# Scorpions Gig in Detroit



## GuitarsCanada (Dec 30, 2005)

I sat in on the Scorpions gig last night at the DTE Energy Music Theater. This place is layed out very similar to the Molson Amphitheater. Very sparse crowd, I would guess at maybe 4000 people.

Guitars are being handled this time around by Matthias Jabs and Rudolf Schenker. Pawel Maciwoda on bass. I seen them back in the late 80's after the release of Love at First Sting with the same guitar duo. I do remember that first show as being a lot more energetic, probably because most of these guys are now pushing 60. Schenker is 59. They played well though and I enjoyed the show. Better than spending another night at the condo watching the tube.


----------



## JSD's Guitar Shack (Feb 24, 2006)

Thats cool! I met Schenker two weeks ago at the MIAC show in Toronto.

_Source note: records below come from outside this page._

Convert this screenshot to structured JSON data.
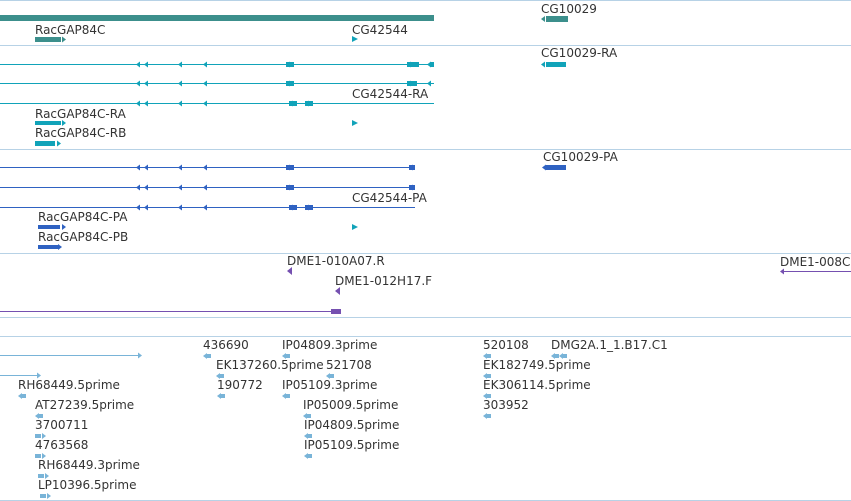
{
  "colors": {
    "gene": "#3c8f8c",
    "transcript": "#11a3b9",
    "protein": "#2f62c2",
    "clone": "#7550b0",
    "est": "#79b4d8",
    "separator": "#b7d2e6",
    "text": "#333333"
  },
  "tracks": {
    "gene": {
      "labels": [
        "RacGAP84C",
        "CG42544",
        "CG10029"
      ]
    },
    "transcript": {
      "labels": [
        "CG10029-RA",
        "CG42544-RA",
        "RacGAP84C-RA",
        "RacGAP84C-RB"
      ]
    },
    "protein": {
      "labels": [
        "CG10029-PA",
        "CG42544-PA",
        "RacGAP84C-PA",
        "RacGAP84C-PB"
      ]
    },
    "clone": {
      "labels": [
        "DME1-010A07.R",
        "DME1-012H17.F",
        "DME1-008C"
      ]
    },
    "est": {
      "labels": [
        "436690",
        "IP04809.3prime",
        "520108",
        "DMG2A.1_1.B17.C1",
        "EK137260.5prime",
        "521708",
        "EK182749.5prime",
        "RH68449.5prime",
        "190772",
        "IP05109.3prime",
        "EK306114.5prime",
        "AT27239.5prime",
        "IP05009.5prime",
        "303952",
        "3700711",
        "IP04809.5prime",
        "4763568",
        "IP05109.5prime",
        "RH68449.3prime",
        "LP10396.5prime"
      ]
    }
  }
}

I wish I would have known they were playing that same night at the Molson Amp, I would have really liked to have seen the Scorps, but at least I got an autographed poster and a pic with him.


----------



## GuitarsCanada (Dec 30, 2005)

Lets get that pic up here bro.


----------



## JSD's Guitar Shack (Feb 24, 2006)

Well I did post about it here with a pic of him......but nobody noticed or cared.....:zzz:

http://guitarscanada.com/Board/showthread.php?t=7862


----------